Possibile che non ci fossero alternative?
In una posizione del genere, un bene architettonico di questo valore avrebbe avuto un potenziale formidabile, prestandosi alle più disparate funzionalità, anche in modalità ibride (factory di sperimentazione artistica, centro espositivo, museo di archeologia industriale… mancano le idee?). Anche alcune classi del liceo Torelli nei mesi scorsi hanno partorito una serie di proposte in questa direzione, segno ulteriore dell’interesse e dell’affetto della città per il Mulino Albani. Ripensato in modalità simili, il sito sarebbe potuto diventare una vera e propria porta di Fano, un punto d’approdo ideale, in grado di calamitare flussi in arrivo via treno, e da lì indirizzarli al resto della città, sia verso il centro storico, sia verso il mare; insomma un vero e proprio attrattore, con ricadute positive su ampie parti del tessuto urbano.
Come si è potuto non capire e sprecare l’enorme potenziale di un luogo del genere?
Non ci si venga a dire che il problema è che la proprietà dell’immobile non è pubblica (se lo fosse stata, sarebbe intervenuto il vincolo della Soprintendenza): è doveroso che, in sede di pianificazione urbanistica, il Comune individui le aree che possono giocare un ruolo nevralgico nel processo di trasformazione urbana e per l’idea di città che persegue e ne guidi – anche se non potesse gestirle direttamente – la vocazione.
La rigenerazione urbana è applicata ovunque, anche in Italia, perché nutre lo sviluppo locale: casi analoghi al Mulino Albani vengono prima recuperati dall’incuria e dal degrado, e poi trasformati in veri e propri hub dello sviluppo economico e sociale. Si preferisce recuperare il preesistente invece che rimpiazzarlo con il nuovo perché così non si cancellano le tracce di una comunità, ma al contrario si recuperano, si esaltano e si dà loro una nuova funzione. In tal modo si rafforza il senso identitario della comunità, si mette in luce un patrimonio storico e culturale che, anche quando appare minore, tocca in realtà corde profonde di ciò che è la città.

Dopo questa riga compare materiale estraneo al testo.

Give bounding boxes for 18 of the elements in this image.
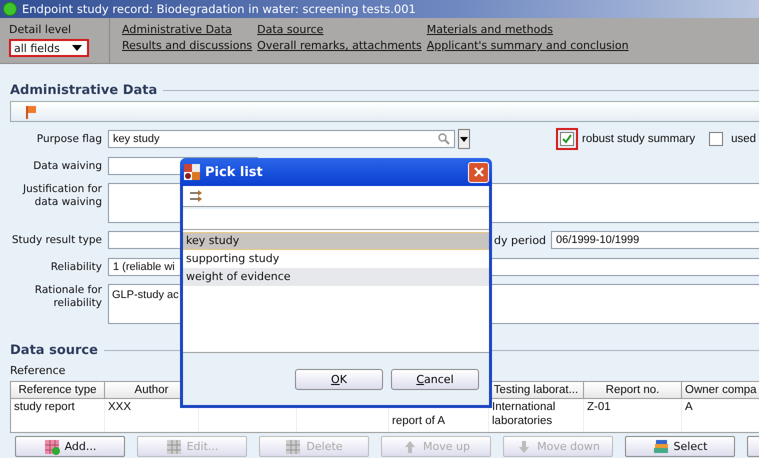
field-label: Data waiving [32,160,103,172]
checkbox-label: robust study summary [582,133,696,145]
dialog-title: Pick list [205,164,264,180]
checkbox-label: used [731,133,756,145]
section-heading: Administrative Data [10,82,158,98]
reference-label: Reference [10,364,66,378]
detail-level-label: Detail level [9,23,72,36]
field-label: Study result type [10,234,103,246]
field-label: Justification for data waiving [22,183,103,209]
window-title: Endpoint study record: Biodegradation in water: screening tests.001 [22,2,416,16]
field-label: Purpose flag [36,132,103,146]
field-label: Reliability [50,260,103,274]
field-label: dy period [493,234,548,246]
table-cell: Z-01 [584,399,682,432]
section-heading: Data source [10,342,98,358]
table-cell: A [682,399,759,432]
field-label: Rationale for reliability [34,284,103,310]
table-cell: study report [11,399,105,432]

Con la classe politica degli ultimi vent’anni, Fano sembra aver perso la capacità di scrivere una qualsiasi storia, sembra semplicemente in balìa degli eventi. Noi, invece, pensiamo sia decisamente arrivato il momento di ricominciare a scriverla in prima persona, la storia di questa città. Riscoprendone il valore, non cancellandolo.